Widely respected among the firm’s attorneys, Craig co-manages the Garden City office of Bond, serves as one of seven members on the firm’s Compensation Committee and is co-deputy chair of Bond’s statewide Labor & Employment Practice. Over the years, Craig has served on nearly every internal Bond committee. 

Craig counsels and represents a diverse group of public and private sector employers -- municipalities, school districts, public authorities of all types, small family-owned businesses, large public companies, not-for-profit service organizations and institutions of higher education. He advises clients in labor matters involving police, fire, sanitation, blue collar and white collar employees, teachers, administrators and non-instructional staff.

Jeffrey Seigel, Executive Director of the Nassau/Suffolk Law Services, says, “Tensions can run high, even under the best negotiation circumstance. It’s one thing to get your client to like you, but when the people on the other side of the table like you too, that’s saying something. They respect Craig’s ethics and ability to take a tough stance without being nasty about it. The union leaders like and respect him, even when they disagree with him.”

And there’s Kevin Coster, Superintendent of Schools for the William Floyd School District. “Craig is off-the-charts intelligent, but it’s a quiet, unassuming intelligence. When I first observed him at the negotiating table, I wondered when he was going to say something. I quickly learned that he never feels the need to show his cards until it’s absolutely necessary. Everyone gets treated with respect, and when it’s time to bring out the most important fact, Craig always has it. He’s organized, supremely prepared, and highly ethical.” 

Craig’s early and consuming interest in labor law started with his family. Counting a PBA president, a County Attorney and a Superintendent of Schools among his immediate family role models, his interest was solidified by a local case that ended up in the United States Supreme Court: Board of Education of Kiryas Joel Village School District v. Grumet. 

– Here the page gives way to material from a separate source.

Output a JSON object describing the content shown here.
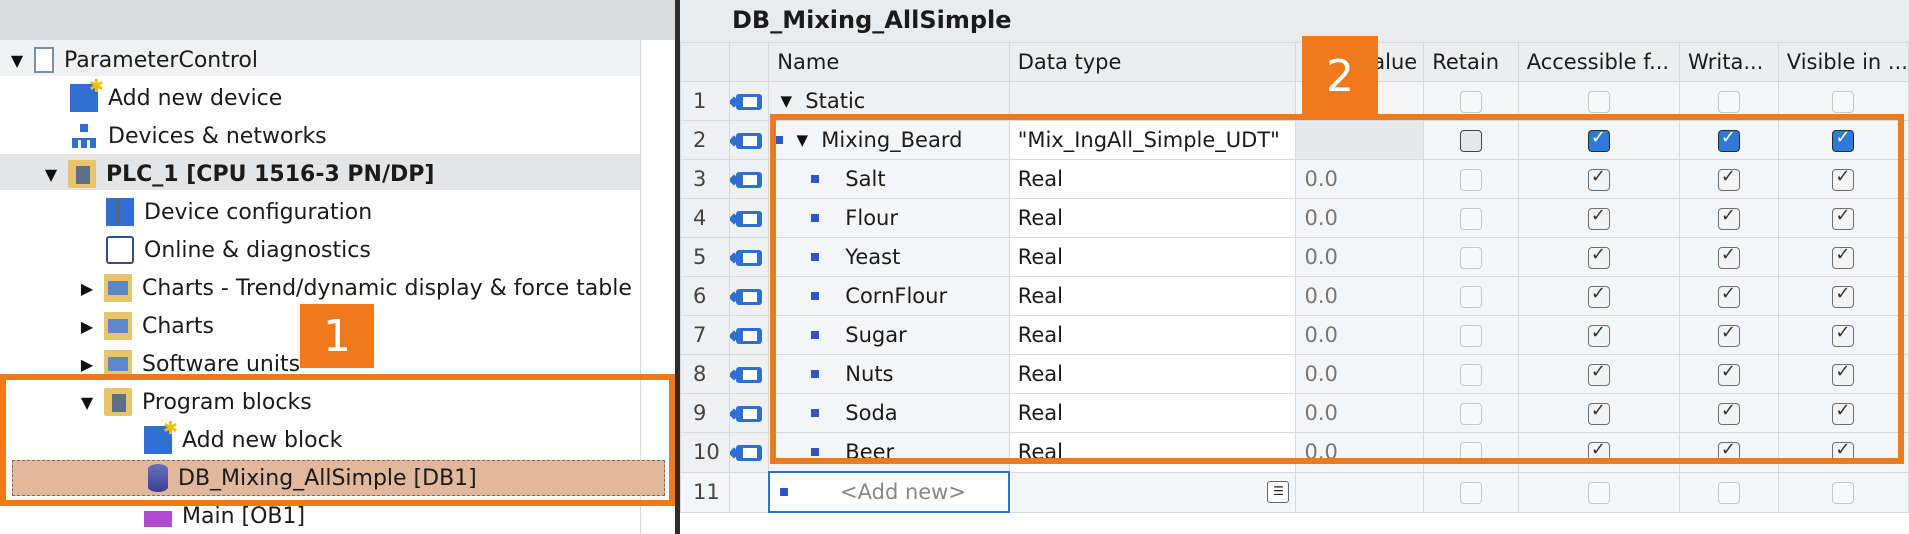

Craig’s familiarity with the Kiryas Joel case stemmed from his father’s position as Superintendent of Schools at the school district that included the Hasidic Orthodox village of Kiryas Joel. Craig wrote about the developing case for his senior paper at Duke University, and again for his Law Review Note at Notre Dame. He was later invited to attend the oral argument at the US Supreme Court.

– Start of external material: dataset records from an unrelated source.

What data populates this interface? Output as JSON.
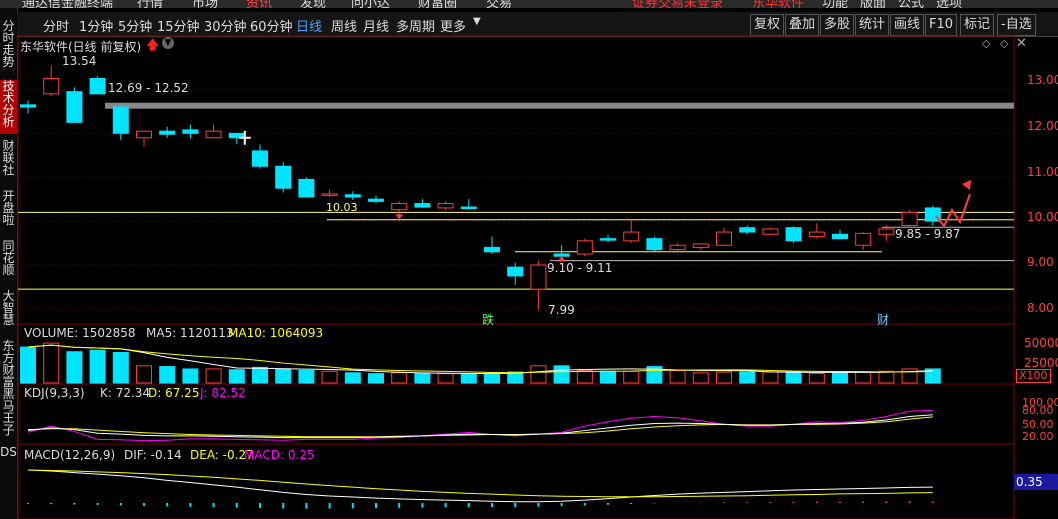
{
  "top_bar": {
    "items": [
      "通达信金融终端",
      "行情",
      "市场",
      "资讯",
      "发现",
      "问小达",
      "财富圈",
      "交易"
    ],
    "right_items": [
      "证券交易未登录",
      "东华软件",
      "功能",
      "版面",
      "公式",
      "选项"
    ]
  },
  "sidebar": {
    "tabs": [
      "分时走势",
      "技术分析",
      "财联社",
      "开盘啦",
      "同花顺",
      "大智慧",
      "东方财富",
      "黑马王子",
      "DS"
    ]
  },
  "toolbar": {
    "periods": [
      "分时",
      "1分钟",
      "5分钟",
      "15分钟",
      "30分钟",
      "60分钟",
      "日线",
      "周线",
      "月线",
      "多周期",
      "更多"
    ],
    "selected": "日线",
    "buttons": [
      "复权",
      "叠加",
      "多股",
      "统计",
      "画线",
      "F10",
      "标记",
      "-自选"
    ]
  },
  "main_chart": {
    "title": "东华软件(日线 前复权)",
    "price_ticks": [
      "13.00",
      "12.00",
      "11.00",
      "10.00",
      "9.00",
      "8.00"
    ],
    "annotations": {
      "high": "13.54",
      "range_top": "12.69 - 12.52",
      "level": "10.03",
      "range_mid": "9.10 - 9.11",
      "low": "7.99",
      "range_right": "9.85 - 9.87",
      "tag_die": "跌",
      "tag_cai": "财"
    }
  },
  "volume": {
    "label": "VOLUME: 1502858",
    "ma5": "MA5: 1120113",
    "ma10": "MA10: 1064093",
    "ticks": [
      "50000",
      "25000"
    ],
    "unit": "X100"
  },
  "kdj": {
    "label": "KDJ(9,3,3)",
    "k": "K: 72.34",
    "d": "D: 67.25",
    "j": "J: 82.52",
    "ticks": [
      "100.00",
      "80.00",
      "50.00",
      "20.00"
    ]
  },
  "macd": {
    "label": "MACD(12,26,9)",
    "dif": "DIF: -0.14",
    "dea": "DEA: -0.27",
    "macd": "MACD: 0.25",
    "value_badge": "0.35"
  },
  "chart_data": {
    "type": "candlestick",
    "title": "东华软件(日线 前复权)",
    "ylim": [
      7.7,
      13.9
    ],
    "candles": [
      {
        "o": 12.65,
        "h": 12.75,
        "l": 12.45,
        "c": 12.6
      },
      {
        "o": 12.9,
        "h": 13.54,
        "l": 12.85,
        "c": 13.25
      },
      {
        "o": 12.95,
        "h": 13.05,
        "l": 12.25,
        "c": 12.25
      },
      {
        "o": 13.25,
        "h": 13.3,
        "l": 12.9,
        "c": 12.9
      },
      {
        "o": 12.6,
        "h": 12.65,
        "l": 11.85,
        "c": 12.0
      },
      {
        "o": 11.9,
        "h": 12.05,
        "l": 11.7,
        "c": 12.05
      },
      {
        "o": 12.05,
        "h": 12.15,
        "l": 11.9,
        "c": 11.98
      },
      {
        "o": 12.08,
        "h": 12.2,
        "l": 11.88,
        "c": 12.0
      },
      {
        "o": 11.9,
        "h": 12.2,
        "l": 11.9,
        "c": 12.05
      },
      {
        "o": 12.0,
        "h": 12.0,
        "l": 11.75,
        "c": 11.9
      },
      {
        "o": 11.6,
        "h": 11.75,
        "l": 11.2,
        "c": 11.25
      },
      {
        "o": 11.25,
        "h": 11.35,
        "l": 10.65,
        "c": 10.75
      },
      {
        "o": 10.95,
        "h": 11.0,
        "l": 10.55,
        "c": 10.55
      },
      {
        "o": 10.6,
        "h": 10.72,
        "l": 10.55,
        "c": 10.62
      },
      {
        "o": 10.6,
        "h": 10.68,
        "l": 10.48,
        "c": 10.55
      },
      {
        "o": 10.5,
        "h": 10.58,
        "l": 10.4,
        "c": 10.45
      },
      {
        "o": 10.26,
        "h": 10.45,
        "l": 10.0,
        "c": 10.4
      },
      {
        "o": 10.4,
        "h": 10.5,
        "l": 10.3,
        "c": 10.32
      },
      {
        "o": 10.3,
        "h": 10.45,
        "l": 10.25,
        "c": 10.4
      },
      {
        "o": 10.32,
        "h": 10.5,
        "l": 10.26,
        "c": 10.3
      },
      {
        "o": 9.4,
        "h": 9.65,
        "l": 9.25,
        "c": 9.3
      },
      {
        "o": 8.95,
        "h": 9.05,
        "l": 8.55,
        "c": 8.75
      },
      {
        "o": 8.45,
        "h": 9.1,
        "l": 7.99,
        "c": 9.0
      },
      {
        "o": 9.25,
        "h": 9.45,
        "l": 9.1,
        "c": 9.2
      },
      {
        "o": 9.25,
        "h": 9.6,
        "l": 9.2,
        "c": 9.55
      },
      {
        "o": 9.6,
        "h": 9.68,
        "l": 9.52,
        "c": 9.58
      },
      {
        "o": 9.55,
        "h": 10.05,
        "l": 9.5,
        "c": 9.75
      },
      {
        "o": 9.6,
        "h": 9.65,
        "l": 9.3,
        "c": 9.35
      },
      {
        "o": 9.35,
        "h": 9.5,
        "l": 9.3,
        "c": 9.45
      },
      {
        "o": 9.4,
        "h": 9.5,
        "l": 9.35,
        "c": 9.48
      },
      {
        "o": 9.45,
        "h": 9.85,
        "l": 9.45,
        "c": 9.75
      },
      {
        "o": 9.85,
        "h": 9.9,
        "l": 9.7,
        "c": 9.75
      },
      {
        "o": 9.7,
        "h": 9.85,
        "l": 9.68,
        "c": 9.82
      },
      {
        "o": 9.85,
        "h": 9.88,
        "l": 9.5,
        "c": 9.55
      },
      {
        "o": 9.65,
        "h": 9.95,
        "l": 9.6,
        "c": 9.75
      },
      {
        "o": 9.7,
        "h": 9.8,
        "l": 9.6,
        "c": 9.6
      },
      {
        "o": 9.45,
        "h": 9.75,
        "l": 9.35,
        "c": 9.72
      },
      {
        "o": 9.7,
        "h": 9.9,
        "l": 9.55,
        "c": 9.82
      },
      {
        "o": 9.9,
        "h": 10.25,
        "l": 9.85,
        "c": 10.2
      },
      {
        "o": 10.3,
        "h": 10.35,
        "l": 9.9,
        "c": 10.0
      }
    ],
    "volume_units": "X100",
    "volume": [
      46000,
      51000,
      40000,
      42000,
      39000,
      22000,
      21000,
      18000,
      18000,
      17000,
      20000,
      18000,
      16000,
      15000,
      13000,
      12000,
      13000,
      12000,
      12000,
      12000,
      12000,
      14000,
      22000,
      22000,
      16000,
      15000,
      15000,
      21000,
      16000,
      13000,
      14000,
      14000,
      14000,
      14000,
      12000,
      14000,
      14000,
      15000,
      18000,
      18000
    ],
    "kdj": {
      "k": [
        36,
        42,
        38,
        30,
        28,
        25,
        24,
        24,
        23,
        22,
        21,
        20,
        20,
        20,
        20,
        21,
        22,
        24,
        26,
        28,
        27,
        26,
        28,
        30,
        36,
        42,
        48,
        52,
        53,
        52,
        50,
        48,
        48,
        50,
        52,
        52,
        55,
        60,
        68,
        72
      ],
      "d": [
        38,
        40,
        40,
        37,
        34,
        31,
        29,
        27,
        26,
        25,
        24,
        23,
        22,
        22,
        22,
        22,
        23,
        24,
        25,
        26,
        27,
        27,
        28,
        29,
        31,
        35,
        40,
        44,
        47,
        49,
        50,
        49,
        49,
        50,
        50,
        51,
        53,
        56,
        62,
        67
      ],
      "j": [
        32,
        46,
        34,
        16,
        15,
        13,
        14,
        17,
        17,
        16,
        15,
        14,
        16,
        16,
        16,
        19,
        20,
        24,
        28,
        32,
        27,
        24,
        28,
        32,
        46,
        56,
        64,
        68,
        65,
        58,
        50,
        46,
        46,
        50,
        56,
        54,
        59,
        68,
        80,
        82
      ]
    },
    "macd": {
      "dif": [
        0.52,
        0.48,
        0.42,
        0.36,
        0.3,
        0.22,
        0.12,
        0.04,
        -0.05,
        -0.14,
        -0.24,
        -0.34,
        -0.42,
        -0.48,
        -0.52,
        -0.56,
        -0.59,
        -0.62,
        -0.64,
        -0.66,
        -0.68,
        -0.7,
        -0.7,
        -0.68,
        -0.64,
        -0.58,
        -0.52,
        -0.46,
        -0.41,
        -0.37,
        -0.34,
        -0.31,
        -0.28,
        -0.25,
        -0.23,
        -0.21,
        -0.19,
        -0.17,
        -0.15,
        -0.14
      ],
      "dea": [
        0.6,
        0.58,
        0.56,
        0.53,
        0.5,
        0.46,
        0.42,
        0.37,
        0.32,
        0.26,
        0.2,
        0.13,
        0.06,
        0.0,
        -0.06,
        -0.12,
        -0.17,
        -0.22,
        -0.26,
        -0.3,
        -0.33,
        -0.36,
        -0.39,
        -0.41,
        -0.42,
        -0.43,
        -0.43,
        -0.43,
        -0.42,
        -0.41,
        -0.4,
        -0.39,
        -0.37,
        -0.35,
        -0.34,
        -0.32,
        -0.31,
        -0.3,
        -0.28,
        -0.27
      ],
      "hist": [
        -0.16,
        -0.2,
        -0.28,
        -0.34,
        -0.4,
        -0.48,
        -0.6,
        -0.66,
        -0.74,
        -0.8,
        -0.88,
        -0.94,
        -0.96,
        -0.96,
        -0.92,
        -0.88,
        -0.84,
        -0.8,
        -0.76,
        -0.72,
        -0.7,
        -0.68,
        -0.62,
        -0.54,
        -0.44,
        -0.3,
        -0.18,
        -0.06,
        0.02,
        0.08,
        0.12,
        0.16,
        0.18,
        0.2,
        0.22,
        0.22,
        0.24,
        0.26,
        0.26,
        0.25
      ]
    }
  },
  "colors": {
    "up": "#ff3c3c",
    "down": "#00e5ff",
    "sel_tab": "#b00000",
    "grid": "#4a0000",
    "kline": "#ffffff",
    "dline": "#ffff00",
    "jline": "#ff00ff",
    "level": "#ffff66"
  }
}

Craig has worked on more than a few notable matters over the years. He led a team that represented the Nassau County Interim Finance Authority (NIFA) when they were lifting a multi-year wage and hiring freeze for four of the County’s unions. “There were literally hundreds of millions of dollars at risk and a line of police recruits waiting to be sworn in back at police headquarters in Mineola. We were able to successfully assist the County and the Unions to reach a settlement satisfactory to NIFA.”

Another standout case involved more than half a million dollars that went missing from the business office of the William Floyd School District. There were arrests and an investigation by the Suffolk District Attorney, IRS and the FBI. For approximately 18 months Craig worked almost exclusively on this case. “We helped one of the largest and most economically challenged districts get through an extremely difficult situation including tax violations, criminal charges and disciplinary matters.” 

Inside the firm, Craig has also made his mark. “My co-managing member role calls upon an entirely different skill set. Managing the operational needs of the firm and participating in its internal growth and direction while maintaining my very active practice is both very challenging and rewarding.”

In October 2016 Craig established a pro-bono program for his office. “We partner with the Nassau County Volunteer Lawyers Project to represent individuals in Landlord Tenant court who cannot otherwise afford representation. Nassau Suffolk Law Services is technically a client, but we provide our services at significantly reduced rates. Even so, I often write off a significant percentage of my services, and support them personally in other ways. In this way I give back to the community within my area of expertise.”
A member of the Metro NY Porsche Club of America for more than a decade, Craig participates in the Club’s autocross competitions and “Driver Education” (DE). Craig pilots a converted 1989 911 c-4, and has driven speeds of close to 140 miles/hr. He volunteers within the Club as a certified DE instructor. His favorite track is Watkins Glen in the Finger Lakes. “My car is vinyl-wrapped with the Bond name and logo.”

Craig says that what defines him most is his family. “My mother and father instilled in me that family always comes first. I’ve tried to instill that in my family as well. My best friends are my parents and wife.”